I believe the issue is very clear, and the
issue is whether the American people are satisfied with things as they
are, whether they feel that the 1960's are a time to really conserve and
stand still and gather our energy, or whether the 1960's are a time to
move forward again, as 1932 was, as 1912 was. Here in this State which
has voted Republican in every presidential election since 1936, I recognize
that this is a tough, uphill fight. But I believe that Indiana and the
rest of the United States are going to choose in 1960 to look forward again,
to put their confidence in the Democratic Party which, in other days in
other years, in other crises, has produced leadership and has moved this
country off dead center. [Applause.]
I want to emphasize that what we do here,
and the kind of society we build here, affects our position around the
world. The strength of the United States depends on the strength of Indiana,
Pittsburgh, Detroit, California. If this country is moving forward, if
we are producing to our maximum, there is no country in the world that
can catch us. The United States produced about one-third of the rate of
economic growth last year as the Soviet Union, one-half that of Germany.
If we were using our steel mills to the fullest, if we had an agricultural
program that maintained farmers' income, if small business in this country
was prosperous, if the monetary and fiscal policies of this administration
did not rest on a high interest, hard money policy, then the economy of
this country would move and no one could catch the United States.
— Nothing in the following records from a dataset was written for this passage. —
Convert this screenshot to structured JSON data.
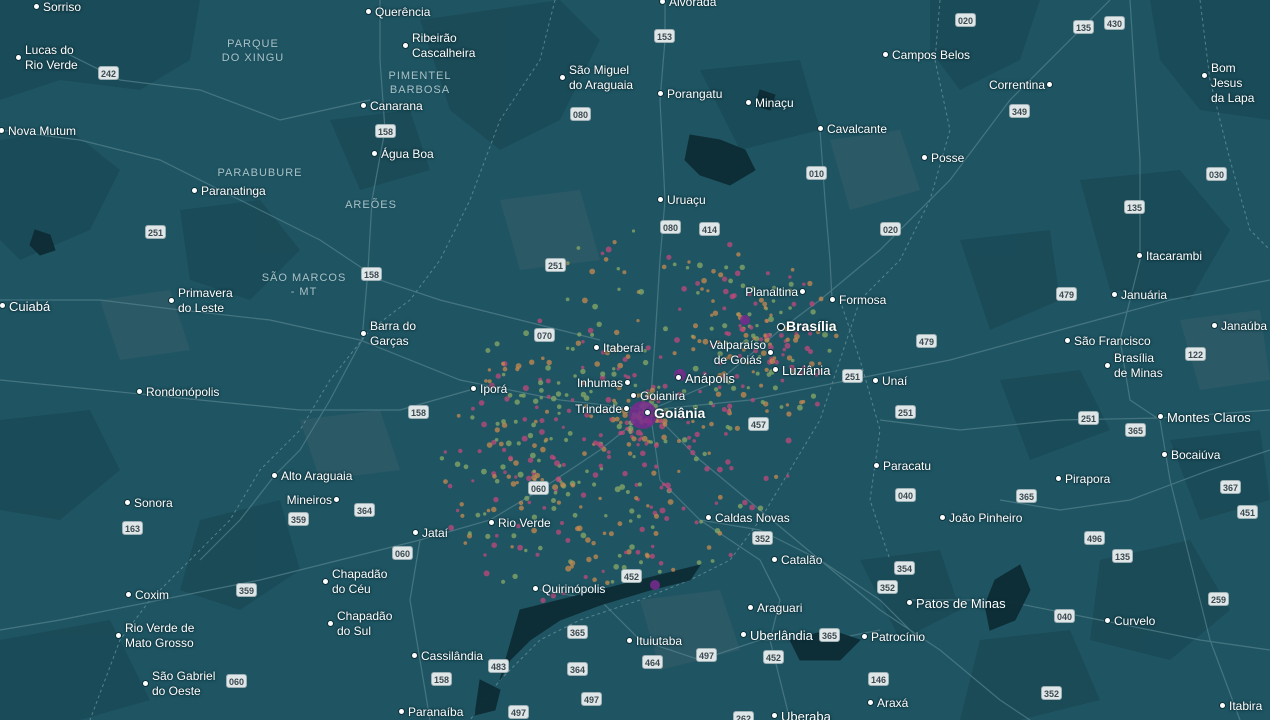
{
  "colors": {
    "background": "#1f5563",
    "forest": "#1a4a56",
    "shrub": "#2e5a66",
    "river": "#0e2c35",
    "road": "#4f7d88",
    "label": "#ffffff",
    "area_label": "#a8c2c8",
    "dot_pink": "#c2487a",
    "dot_orange": "#c98a4d",
    "dot_green": "#8aa866",
    "dot_purple": "#7a2a8f"
  },
  "icons": {
    "place": "place-dot-icon",
    "capital": "capital-ring-icon",
    "road": "road-shield-icon"
  },
  "places": [
    {
      "label": "Sorriso",
      "style": "minor"
    },
    {
      "label": "Querência",
      "style": "minor"
    },
    {
      "label": "Alvorada",
      "style": "minor"
    },
    {
      "label": "Lucas do\nRio Verde",
      "style": "minor"
    },
    {
      "label": "Ribeirão\nCascalheira",
      "style": "minor"
    },
    {
      "label": "São Miguel\ndo Araguaia",
      "style": "minor"
    },
    {
      "label": "Campos Belos",
      "style": "minor"
    },
    {
      "label": "Correntina",
      "style": "minor"
    },
    {
      "label": "Bom Jesus\nda Lapa",
      "style": "minor"
    },
    {
      "label": "Porangatu",
      "style": "minor"
    },
    {
      "label": "Minaçu",
      "style": "minor"
    },
    {
      "label": "Canarana",
      "style": "minor"
    },
    {
      "label": "Nova Mutum",
      "style": "minor"
    },
    {
      "label": "Cavalcante",
      "style": "minor"
    },
    {
      "label": "Água Boa",
      "style": "minor"
    },
    {
      "label": "Posse",
      "style": "minor"
    },
    {
      "label": "Paranatinga",
      "style": "minor"
    },
    {
      "label": "Uruaçu",
      "style": "minor"
    },
    {
      "label": "Itacarambi",
      "style": "minor"
    },
    {
      "label": "Planaltina",
      "style": "minor"
    },
    {
      "label": "Formosa",
      "style": "minor"
    },
    {
      "label": "Januária",
      "style": "minor"
    },
    {
      "label": "Cuiabá",
      "style": "bold-city"
    },
    {
      "label": "Primavera\ndo Leste",
      "style": "minor"
    },
    {
      "label": "Brasília",
      "style": "capital"
    },
    {
      "label": "Janaúba",
      "style": "minor"
    },
    {
      "label": "Barra do\nGarças",
      "style": "minor"
    },
    {
      "label": "São Francisco",
      "style": "minor"
    },
    {
      "label": "Itaberaí",
      "style": "minor"
    },
    {
      "label": "Valparaíso\nde Goiás",
      "style": "minor"
    },
    {
      "label": "Brasília\nde Minas",
      "style": "minor"
    },
    {
      "label": "Luziânia",
      "style": "major"
    },
    {
      "label": "Anápolis",
      "style": "major"
    },
    {
      "label": "Inhumas",
      "style": "minor"
    },
    {
      "label": "Unaí",
      "style": "minor"
    },
    {
      "label": "Rondonópolis",
      "style": "minor"
    },
    {
      "label": "Iporá",
      "style": "minor"
    },
    {
      "label": "Goianira",
      "style": "minor"
    },
    {
      "label": "Trindade",
      "style": "minor"
    },
    {
      "label": "Goiânia",
      "style": "major-big"
    },
    {
      "label": "Montes Claros",
      "style": "major"
    },
    {
      "label": "Bocaiúva",
      "style": "minor"
    },
    {
      "label": "Paracatu",
      "style": "minor"
    },
    {
      "label": "Alto Araguaia",
      "style": "minor"
    },
    {
      "label": "Pirapora",
      "style": "minor"
    },
    {
      "label": "Sonora",
      "style": "minor"
    },
    {
      "label": "Mineiros",
      "style": "minor"
    },
    {
      "label": "Caldas Novas",
      "style": "minor"
    },
    {
      "label": "João Pinheiro",
      "style": "minor"
    },
    {
      "label": "Rio Verde",
      "style": "minor"
    },
    {
      "label": "Jataí",
      "style": "minor"
    },
    {
      "label": "Catalão",
      "style": "minor"
    },
    {
      "label": "Chapadão\ndo Céu",
      "style": "minor"
    },
    {
      "label": "Quirinópolis",
      "style": "minor"
    },
    {
      "label": "Coxim",
      "style": "minor"
    },
    {
      "label": "Patos de Minas",
      "style": "major"
    },
    {
      "label": "Araguari",
      "style": "minor"
    },
    {
      "label": "Curvelo",
      "style": "minor"
    },
    {
      "label": "Chapadão\ndo Sul",
      "style": "minor"
    },
    {
      "label": "Rio Verde de\nMato Grosso",
      "style": "minor"
    },
    {
      "label": "Ituiutaba",
      "style": "minor"
    },
    {
      "label": "Uberlândia",
      "style": "major"
    },
    {
      "label": "Patrocínio",
      "style": "minor"
    },
    {
      "label": "Cassilândia",
      "style": "minor"
    },
    {
      "label": "São Gabriel\ndo Oeste",
      "style": "minor"
    },
    {
      "label": "Araxá",
      "style": "minor"
    },
    {
      "label": "Paranaíba",
      "style": "minor"
    },
    {
      "label": "Uberaba",
      "style": "major"
    },
    {
      "label": "Itabira",
      "style": "minor"
    }
  ],
  "areas": [
    {
      "label": "PARQUE\nDO XINGU"
    },
    {
      "label": "PIMENTEL\nBARBOSA"
    },
    {
      "label": "PARABUBURE"
    },
    {
      "label": "AREÕES"
    },
    {
      "label": "SÃO MARCOS\n- MT"
    }
  ],
  "roads": [
    "020",
    "135",
    "430",
    "153",
    "242",
    "080",
    "349",
    "158",
    "010",
    "030",
    "135",
    "251",
    "080",
    "414",
    "020",
    "251",
    "158",
    "479",
    "070",
    "479",
    "122",
    "251",
    "158",
    "457",
    "251",
    "251",
    "365",
    "040",
    "367",
    "060",
    "364",
    "359",
    "365",
    "451",
    "496",
    "060",
    "352",
    "135",
    "452",
    "354",
    "163",
    "359",
    "352",
    "040",
    "259",
    "365",
    "483",
    "364",
    "464",
    "497",
    "452",
    "146",
    "158",
    "060",
    "497",
    "497",
    "262",
    "352",
    "365"
  ]
}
But if
we drift, if we use our people and our resources at slow speed, then at
a time when the world is in turmoil and in revolution, people to the South
of us, people in Africa, people in Asia are going to determine that the
way of the future belongs to the Communists.
Mr. Nixon says I downgrade America. I have
served the United States just as long as he has, and I have just as much
affection for it and just as high an opinion of it. I downgrade his leadership.
[Applause.] I downgrade the Republican leadership. And anyone who thinks
that the prestige of the United States is increasing as fast as it needs
to should look around us. A Gallup poll taken in February in 10 countries
scattered around the world showed that a majority of people in 9 of the
10 countries believed that the Soviet Union would be ahead of us militarily
and scientifically by 1970. Why? Forty years ago the Soviet Union was the
sickest country in Europe. Forty years ago the Soviet Union had no scientists
and engineers. Now suddenly, in 40 years, they make the people of the world
think they are going to be ahead of us, and if the people of the world
feel they are the way of the future, then they turn to them, not to us.
I want leaders in Africa and Asia and Latin
America to be quoting American statesmen. I don't want them to just quote
Jefferson and Lincoln. I want them to be quoting American leaders who stand
for freedom, who will build a strong country, who will extend the benefits
of that prosperity to all Americans. I ask your help in Indiana. I ask
your help in a tough fight. But I can tell you that we are going to win
in this country, and I want Indiana to join us. Thank you. [Applause.]